Stunning! Do you know the parentage?


----------



## NYEric (Mar 26, 2016)

:drool:


----------



## Hien (Mar 26, 2016)

I really love this species .
If you have this plant for a long time , how did you grow it ?


----------



## PaphMadMan (Mar 26, 2016)

Silvan said:


> wow! Even the bracts are decorative.
> :clap:



Truly! The flowers are gorgeous but would make a rather meager and much less pleasing display without the bracts. The long term good care of this plant is obvious.


----------



## Phrag-Plus (Mar 26, 2016)

tomkalina said:


> Stunning! Do you know the parentage?


Verified x self


----------



## Phrag-Plus (Mar 26, 2016)

Hien said:


> I really love this species .
> If you have this plant for a long time , how did you grow it ?

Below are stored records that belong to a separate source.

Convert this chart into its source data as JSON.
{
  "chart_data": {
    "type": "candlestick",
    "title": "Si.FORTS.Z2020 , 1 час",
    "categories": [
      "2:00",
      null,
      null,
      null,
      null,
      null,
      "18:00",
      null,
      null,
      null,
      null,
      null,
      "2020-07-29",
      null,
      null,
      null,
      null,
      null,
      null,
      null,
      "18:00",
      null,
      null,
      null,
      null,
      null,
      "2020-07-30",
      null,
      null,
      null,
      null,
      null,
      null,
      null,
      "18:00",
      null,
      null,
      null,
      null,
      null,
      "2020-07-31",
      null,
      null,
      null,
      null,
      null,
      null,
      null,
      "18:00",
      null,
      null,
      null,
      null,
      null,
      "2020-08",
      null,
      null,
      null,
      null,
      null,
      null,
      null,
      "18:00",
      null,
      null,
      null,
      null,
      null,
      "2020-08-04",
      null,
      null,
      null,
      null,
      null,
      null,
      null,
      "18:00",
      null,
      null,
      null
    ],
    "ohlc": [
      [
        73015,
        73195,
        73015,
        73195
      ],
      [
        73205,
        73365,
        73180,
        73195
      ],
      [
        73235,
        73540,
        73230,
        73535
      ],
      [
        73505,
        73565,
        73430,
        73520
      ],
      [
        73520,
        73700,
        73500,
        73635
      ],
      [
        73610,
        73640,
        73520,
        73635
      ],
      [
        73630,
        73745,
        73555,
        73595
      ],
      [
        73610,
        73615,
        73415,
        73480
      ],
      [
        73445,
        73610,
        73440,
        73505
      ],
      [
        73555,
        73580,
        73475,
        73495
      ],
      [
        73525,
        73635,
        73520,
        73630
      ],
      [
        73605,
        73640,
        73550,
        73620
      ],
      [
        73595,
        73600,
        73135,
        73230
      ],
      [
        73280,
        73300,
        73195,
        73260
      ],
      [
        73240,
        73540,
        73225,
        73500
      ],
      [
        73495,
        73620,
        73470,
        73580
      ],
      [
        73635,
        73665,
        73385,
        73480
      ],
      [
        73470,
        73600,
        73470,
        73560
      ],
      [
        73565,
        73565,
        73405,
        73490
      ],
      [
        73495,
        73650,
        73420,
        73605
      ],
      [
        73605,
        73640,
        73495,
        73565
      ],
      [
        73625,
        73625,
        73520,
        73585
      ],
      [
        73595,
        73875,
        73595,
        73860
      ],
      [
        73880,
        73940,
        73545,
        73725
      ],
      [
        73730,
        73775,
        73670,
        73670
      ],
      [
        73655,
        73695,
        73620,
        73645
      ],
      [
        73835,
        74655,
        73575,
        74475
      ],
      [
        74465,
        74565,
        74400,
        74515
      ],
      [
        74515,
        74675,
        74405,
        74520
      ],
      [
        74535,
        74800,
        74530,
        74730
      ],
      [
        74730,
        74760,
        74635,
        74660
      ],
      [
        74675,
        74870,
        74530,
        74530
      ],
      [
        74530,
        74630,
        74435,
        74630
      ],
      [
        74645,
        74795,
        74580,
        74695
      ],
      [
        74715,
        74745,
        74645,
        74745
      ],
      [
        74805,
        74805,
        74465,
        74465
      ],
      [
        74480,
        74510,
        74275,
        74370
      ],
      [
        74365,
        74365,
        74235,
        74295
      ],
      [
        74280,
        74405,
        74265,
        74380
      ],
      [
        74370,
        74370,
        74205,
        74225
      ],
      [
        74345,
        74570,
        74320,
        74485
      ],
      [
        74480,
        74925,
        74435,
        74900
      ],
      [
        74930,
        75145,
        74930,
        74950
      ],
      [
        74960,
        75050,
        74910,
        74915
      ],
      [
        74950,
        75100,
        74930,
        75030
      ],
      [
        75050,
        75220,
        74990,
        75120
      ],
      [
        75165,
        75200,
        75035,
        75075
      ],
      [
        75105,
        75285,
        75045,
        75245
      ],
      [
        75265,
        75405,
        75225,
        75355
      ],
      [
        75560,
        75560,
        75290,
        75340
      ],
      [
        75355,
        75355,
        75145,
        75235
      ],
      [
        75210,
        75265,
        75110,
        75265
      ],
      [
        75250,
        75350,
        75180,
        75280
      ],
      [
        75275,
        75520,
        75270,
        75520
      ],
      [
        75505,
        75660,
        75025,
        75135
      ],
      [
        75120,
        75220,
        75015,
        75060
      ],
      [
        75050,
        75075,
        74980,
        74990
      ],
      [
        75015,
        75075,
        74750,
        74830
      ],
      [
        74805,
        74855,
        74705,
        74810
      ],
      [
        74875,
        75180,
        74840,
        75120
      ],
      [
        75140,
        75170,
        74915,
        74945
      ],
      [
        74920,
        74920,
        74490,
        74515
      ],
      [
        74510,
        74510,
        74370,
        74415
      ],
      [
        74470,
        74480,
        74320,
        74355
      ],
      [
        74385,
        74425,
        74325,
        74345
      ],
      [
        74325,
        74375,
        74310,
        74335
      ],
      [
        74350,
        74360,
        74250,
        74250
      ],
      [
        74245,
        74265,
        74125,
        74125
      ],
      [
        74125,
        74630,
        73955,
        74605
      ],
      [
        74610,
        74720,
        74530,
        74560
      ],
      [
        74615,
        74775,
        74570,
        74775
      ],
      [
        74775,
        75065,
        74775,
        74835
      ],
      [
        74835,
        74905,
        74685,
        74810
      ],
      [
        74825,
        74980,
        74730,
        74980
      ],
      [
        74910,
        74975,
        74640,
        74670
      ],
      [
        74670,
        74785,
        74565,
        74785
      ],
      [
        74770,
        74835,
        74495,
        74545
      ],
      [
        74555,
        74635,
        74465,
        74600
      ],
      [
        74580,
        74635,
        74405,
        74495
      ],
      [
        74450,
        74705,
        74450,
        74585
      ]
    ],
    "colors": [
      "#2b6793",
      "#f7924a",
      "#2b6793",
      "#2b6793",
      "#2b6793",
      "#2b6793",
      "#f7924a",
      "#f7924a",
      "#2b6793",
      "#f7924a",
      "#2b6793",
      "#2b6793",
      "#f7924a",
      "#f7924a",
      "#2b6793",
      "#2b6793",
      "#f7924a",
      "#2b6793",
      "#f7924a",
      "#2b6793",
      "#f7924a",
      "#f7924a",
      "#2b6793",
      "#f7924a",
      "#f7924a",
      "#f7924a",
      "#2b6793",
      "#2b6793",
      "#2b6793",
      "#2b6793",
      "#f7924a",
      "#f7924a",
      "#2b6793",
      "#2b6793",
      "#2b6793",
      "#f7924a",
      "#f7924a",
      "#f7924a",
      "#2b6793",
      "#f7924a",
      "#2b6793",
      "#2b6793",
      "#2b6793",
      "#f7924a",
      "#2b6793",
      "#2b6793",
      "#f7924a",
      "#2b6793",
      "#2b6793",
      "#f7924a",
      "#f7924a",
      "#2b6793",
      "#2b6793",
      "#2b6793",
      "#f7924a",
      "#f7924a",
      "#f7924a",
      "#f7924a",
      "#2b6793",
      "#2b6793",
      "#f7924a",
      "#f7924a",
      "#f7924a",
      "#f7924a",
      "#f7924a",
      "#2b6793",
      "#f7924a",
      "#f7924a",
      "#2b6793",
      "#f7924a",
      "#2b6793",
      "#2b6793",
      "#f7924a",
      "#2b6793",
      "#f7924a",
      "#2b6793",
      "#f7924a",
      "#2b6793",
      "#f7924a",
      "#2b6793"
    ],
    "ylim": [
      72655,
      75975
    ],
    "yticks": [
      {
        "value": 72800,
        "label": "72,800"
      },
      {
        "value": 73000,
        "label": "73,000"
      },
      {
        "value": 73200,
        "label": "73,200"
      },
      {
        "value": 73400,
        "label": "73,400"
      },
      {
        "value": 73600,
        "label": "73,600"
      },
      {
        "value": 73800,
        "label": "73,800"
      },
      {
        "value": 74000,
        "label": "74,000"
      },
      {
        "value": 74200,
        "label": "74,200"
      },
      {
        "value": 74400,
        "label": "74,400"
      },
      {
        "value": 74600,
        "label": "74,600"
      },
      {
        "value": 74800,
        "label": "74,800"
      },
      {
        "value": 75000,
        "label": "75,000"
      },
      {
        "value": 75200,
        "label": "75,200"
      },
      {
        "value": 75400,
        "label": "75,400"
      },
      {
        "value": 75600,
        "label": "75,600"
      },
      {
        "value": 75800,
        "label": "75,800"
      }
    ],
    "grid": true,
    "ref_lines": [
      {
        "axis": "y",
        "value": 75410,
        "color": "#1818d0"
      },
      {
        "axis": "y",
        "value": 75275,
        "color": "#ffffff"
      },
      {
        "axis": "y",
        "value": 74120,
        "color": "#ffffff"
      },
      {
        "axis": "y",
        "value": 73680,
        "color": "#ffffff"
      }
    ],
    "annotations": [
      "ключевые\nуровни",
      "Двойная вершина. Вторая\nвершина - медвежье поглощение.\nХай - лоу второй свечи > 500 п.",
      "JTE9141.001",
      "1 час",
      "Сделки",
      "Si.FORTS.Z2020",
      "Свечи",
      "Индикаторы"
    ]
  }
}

Nothing special! Usual bark mix, feet wet, and intermidiate temperature.


----------



## Erythrone (Mar 26, 2016)

Wow!!!! Impressive plant


----------



## Hien (Mar 26, 2016)

Phrag-Plus said:


> Verified x self


is it "verified"x self (do you know where is it from? breeder?source?)
or
is it "verified" x sib (these are from Piping Rock Orchids)


----------



## Phrag-Plus (Mar 26, 2016)

Hien said:


> is it "verified"x self (do you know where is it from? breeder?source?)
> or
> is it "verified" x sib (these are from Piping Rock Orchids)



Sorry yes! X sib from Piping Rock!


----------



## SlipperFan (Mar 26, 2016)

Double WOW!


----------



## abax (Mar 27, 2016)

I think I've over-dosed on beautiful Phrag flowers.

WOW!


----------



## blondie (Mar 27, 2016)

Very nice lots of flowers great amount of flowers


----------



## trdyl (Mar 27, 2016)

So lovely!


----------



## Kawarthapine (Mar 27, 2016)

Love the colour.

An amazingly vigorous plant.

Can you share any information on your feeding/fertilization program?

E.g. What you use, rates of application, etc...


----------



## Migrant13 (Mar 27, 2016)

That truly is amazing!


----------